The artist is also releasing his initial autobiography, titled Rumours of My Demise; the title is a reference to the stories that intermittently circulated in the 1990s about his early passing. It’s a ironic, intense, fitfully shocking account of his adventures as a musician and addict. “I wrote the initial sections. That’s me,” he says. For the remaining part, he worked with ghostwriter his collaborator, whom you imagine had his work cut out given his haphazard way of speaking. The writing process, he notes, was “difficult, but I was psyched to secure a good company. And it positions me in public as a person who has written a book, and that’s all I wanted to accomplish from childhood. In education I was obsessed with Dylan Thomas and Flaubert.”

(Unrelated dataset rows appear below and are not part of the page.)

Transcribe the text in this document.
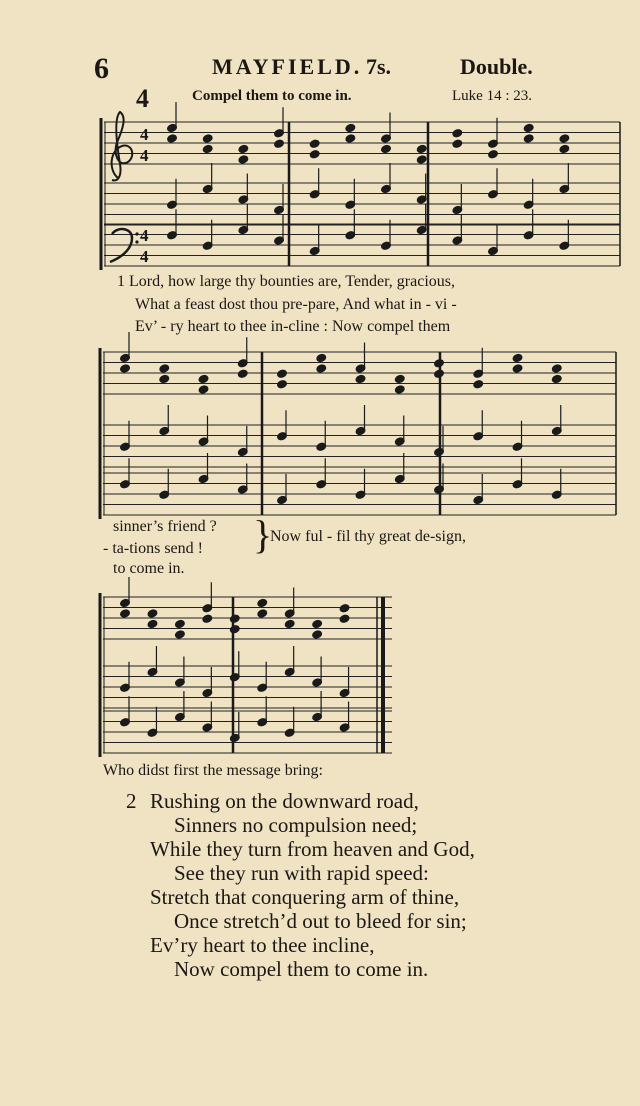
6	MAYFIELD. 7s.	Double.
4	Compel them to come in.	Luke 14 : 23.
4
4
4
4
1 Lord, how large thy bounties are, Tender, gracious,
What a feast dost thou pre-pare, And what in - vi -
Ev’ - ry heart to thee in-cline : Now compel them
sinner’s friend ?
- ta-tions send !
to come in.
}
Now ful - fil thy great de-sign,
Who didst first the message bring:
2 Rushing on the downward road,
Sinners no compulsion need;
While they turn from heaven and God,
See they run with rapid speed:
Stretch that conquering arm of thine,
Once stretch’d out to bleed for sin;
Ev’ry heart to thee incline,
Now compel them to come in.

Dando – the last-born of an lawyer and a ex- model – speaks warmly about school, perhaps because it symbolizes a time before life got difficult by drugs and celebrity. He went to the city's prestigious Commonwealth school, a progressive institution that, he recalls, “was the best. It had few restrictions except no skating in the hallways. In other words, avoid being an jerk.” At that place, in religious studies, that he encountered Jesse Peretz and Ben Deily and started a group in 1986. His band started out as a punk outfit, in awe to the Minutemen and punk icons; they signed to the Boston label their first contract, with whom they put out multiple records. After Deily and Peretz left, the Lemonheads effectively became a one-man show, Dando recruiting and dismissing bandmates at his discretion.

During the 90s, the band contracted to a major label, a prominent firm, and reduced the noise in favour of a increasingly melodic and accessible folk-inspired style. This was “since the band's iconic album came out in ’91 and they had nailed it”, Dando says. “If you listen to our initial albums – a song like an early composition, which was recorded the day after we finished school – you can detect we were attempting to emulate what Nirvana did but my voice didn’t cut right. But I knew my singing could cut through softer arrangements.” This new sound, humorously labeled by reviewers as “a hybrid genre”, would take the act into the mainstream. In the early 90s they issued the LP their breakthrough record, an flawless showcase for Dando’s songcraft and his somber croon. The name was taken from a news story in which a priest lamented a young man called Ray who had strayed from the path.

The subject wasn’t the only one. At that stage, the singer was using heroin and had acquired a penchant for crack, too. With money, he eagerly embraced the rock star life, becoming friends with Hollywood stars, filming a video with actresses and dating Kate Moss and Milla Jovovich. People magazine declared him among the fifty sexiest people alive. Dando good-naturedly dismisses the idea that My Drug Buddy, in which he sang “I'm overly self-involved, I wanna be a different person”, was a plea for help. He was enjoying too much enjoyment.

Nonetheless, the drug use became excessive. His memoir, he delivers a detailed description of the significant Glastonbury incident in 1995 when he did not manage to appear for his band's allotted slot after acquaintances suggested he accompany them to their hotel. Upon eventually showing up, he delivered an impromptu live performance to a unfriendly audience who booed and threw bottles. But that proved small beer next to the events in Australia soon after. The visit was meant as a respite from {drugs|substances

Melissa Moore
Melissa Moore

A tech enthusiast and business analyst with a passion for sharing insights on emerging trends and digital transformations.